I’m a new Optix User and I should reuse the code of a guy who is not possible to connect now.

I would like to know, if there is any minimum size of the window that is launched with rtContextLaunch2D, because the code is launching a window of Nx1 elements. If I launch with N = 100000 all works well, but if I launch with N = 10000 the function rtContextLaunch2D throws a std c++ exception… The buffers that I use to comunicate the context with c++ are of N size… So I can not understand this…

The current configuration is CUDA 4.1, Optix SDK 2.5.0, Windows 7 64 bits, Visual Studio 2010 with a 32 bits project, and GTX 460.

Thanks a lot!

Imanol.

First thing to find out is what the exception reason was by decoding its error code.
Look for rtContextGetErrorString() in the OptiX SDK.

Thanks for replying so fast!

The error string returned is:
“Unknown error (Details: Function “_rtContextLaunch2D” caught C++ standard exception: unknown error)”

I should mention that I launch the context in that form:

_context->launch( PROGRAM_PHOTON, static_cast<unsigned int>(_numPhotons), static_cast<unsigned int>(1) );

Thanks!

Although it shouldn’t be a problem, is there a reason for the 2D launch with all of the work in the x dimension? I can understand launching it in ( 1, N ) to distribute work to multiple GPUs, but ( N, 1 ) could simply be launched as 1D:

_context->launch( PROGRAM_PHOTON, static_cast<unsigned int>(_numPhotons) );

That won’t likely solve your problem, though.

But to answer your other question:

No, there is no minimum launch size.

But if I had to guess there is some assumption of a certain size within the kernels themselves. Without knowing much detail about what you’re doing, I can only recommend to revisit all buffer reads/writes.

The code is from another developer who is not currently available… I’m only implementing new functionalities on his base code. I don’t know why he did this… So I suppose I can use a 1D launch… But, for your comment should I understand that if I do a 2D launch in (1,N) I will reduce the computation time in comparation with launching 2D (N,1) and 1D?
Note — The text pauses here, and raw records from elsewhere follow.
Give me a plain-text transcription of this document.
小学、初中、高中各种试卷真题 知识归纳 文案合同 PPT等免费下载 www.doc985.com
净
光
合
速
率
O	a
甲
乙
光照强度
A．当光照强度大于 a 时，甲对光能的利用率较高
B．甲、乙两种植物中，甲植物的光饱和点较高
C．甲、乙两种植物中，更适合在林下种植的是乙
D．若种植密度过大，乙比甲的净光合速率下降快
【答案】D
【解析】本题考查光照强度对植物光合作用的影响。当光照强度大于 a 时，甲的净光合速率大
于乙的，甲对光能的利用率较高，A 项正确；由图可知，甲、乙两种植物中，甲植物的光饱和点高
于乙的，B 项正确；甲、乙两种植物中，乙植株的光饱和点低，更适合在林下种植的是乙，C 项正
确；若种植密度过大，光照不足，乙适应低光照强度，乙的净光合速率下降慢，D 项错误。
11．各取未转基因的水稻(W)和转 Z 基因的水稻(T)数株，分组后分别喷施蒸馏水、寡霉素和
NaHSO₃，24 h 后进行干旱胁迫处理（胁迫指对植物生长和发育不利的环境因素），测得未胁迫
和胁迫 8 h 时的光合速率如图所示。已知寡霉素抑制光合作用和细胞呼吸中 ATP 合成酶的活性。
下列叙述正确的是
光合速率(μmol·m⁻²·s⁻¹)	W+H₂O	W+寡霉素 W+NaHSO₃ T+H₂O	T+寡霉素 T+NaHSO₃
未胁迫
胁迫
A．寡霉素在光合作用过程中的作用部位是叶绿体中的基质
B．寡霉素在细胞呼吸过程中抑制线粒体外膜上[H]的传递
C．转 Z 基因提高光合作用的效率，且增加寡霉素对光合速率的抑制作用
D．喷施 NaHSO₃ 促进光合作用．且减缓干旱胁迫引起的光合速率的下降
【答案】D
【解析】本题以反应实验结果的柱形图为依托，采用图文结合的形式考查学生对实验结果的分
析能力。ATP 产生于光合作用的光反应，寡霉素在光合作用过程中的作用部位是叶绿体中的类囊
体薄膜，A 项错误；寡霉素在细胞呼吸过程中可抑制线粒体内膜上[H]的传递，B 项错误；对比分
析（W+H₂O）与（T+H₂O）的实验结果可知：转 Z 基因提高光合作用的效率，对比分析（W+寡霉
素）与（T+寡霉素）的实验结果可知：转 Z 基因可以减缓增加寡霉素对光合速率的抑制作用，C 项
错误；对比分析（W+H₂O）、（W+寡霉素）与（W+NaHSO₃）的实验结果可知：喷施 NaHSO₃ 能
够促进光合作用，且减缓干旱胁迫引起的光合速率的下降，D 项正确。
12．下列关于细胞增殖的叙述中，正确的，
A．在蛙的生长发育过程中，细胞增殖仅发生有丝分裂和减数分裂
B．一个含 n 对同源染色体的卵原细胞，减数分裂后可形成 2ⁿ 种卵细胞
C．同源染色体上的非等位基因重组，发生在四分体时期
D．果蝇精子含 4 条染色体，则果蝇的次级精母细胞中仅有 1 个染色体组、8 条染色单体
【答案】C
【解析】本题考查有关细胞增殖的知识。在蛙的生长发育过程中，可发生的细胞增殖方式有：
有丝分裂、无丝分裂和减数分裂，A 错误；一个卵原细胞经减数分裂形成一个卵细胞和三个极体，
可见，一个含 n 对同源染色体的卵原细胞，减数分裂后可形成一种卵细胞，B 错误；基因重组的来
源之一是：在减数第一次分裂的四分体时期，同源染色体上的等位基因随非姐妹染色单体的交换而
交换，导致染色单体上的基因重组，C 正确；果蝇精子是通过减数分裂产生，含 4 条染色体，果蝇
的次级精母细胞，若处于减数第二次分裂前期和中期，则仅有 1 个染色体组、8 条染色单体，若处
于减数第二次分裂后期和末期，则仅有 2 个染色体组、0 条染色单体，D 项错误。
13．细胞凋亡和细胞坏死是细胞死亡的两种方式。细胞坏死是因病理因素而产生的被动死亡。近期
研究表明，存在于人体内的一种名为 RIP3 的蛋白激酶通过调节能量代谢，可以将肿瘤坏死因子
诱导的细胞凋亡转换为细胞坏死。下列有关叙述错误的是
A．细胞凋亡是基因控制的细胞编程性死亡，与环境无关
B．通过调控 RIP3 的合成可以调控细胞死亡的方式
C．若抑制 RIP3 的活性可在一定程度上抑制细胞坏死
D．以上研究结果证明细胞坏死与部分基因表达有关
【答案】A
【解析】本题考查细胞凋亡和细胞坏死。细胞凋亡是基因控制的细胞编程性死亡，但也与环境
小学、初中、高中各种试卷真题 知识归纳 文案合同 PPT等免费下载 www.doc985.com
I don’t understant what you mean with revisit all buffer reads/writes. Looking for an access out of memory or this kind of things?

Thanks!

Not necessarily. Nvidia processors run a maximum of 32 threads per warp, but depending on the dimensions of your launch, some warps may run at less than maximum capacity. Also, depending on the amount of coherence in your work (that is, the extent to which all threads do the same thing at the same time), it may or may not be beneficial to use all 32 threads. See http://www.cs.berkeley.edu/~volkov/volkov10-GTC.pdf for details.

So to answer your first question, without testing each option ((N,1), (1,N), and 1D), you’ll never know which one is faster for your particular application.

Mmmmmmm,

ok I understand!

I should do some tests then!

Thanks!!!

Yes.

That’s not really what I meant. I forget the exact number, but when you do a 2D launch as (N,1), the first ~65k threads or so will be launched on the first device. So, you’ll get very low utilization on the second device. Launching it as (1, N) will more evenly distribute the workload to both devices.

This only matters in a multi GPU environment though.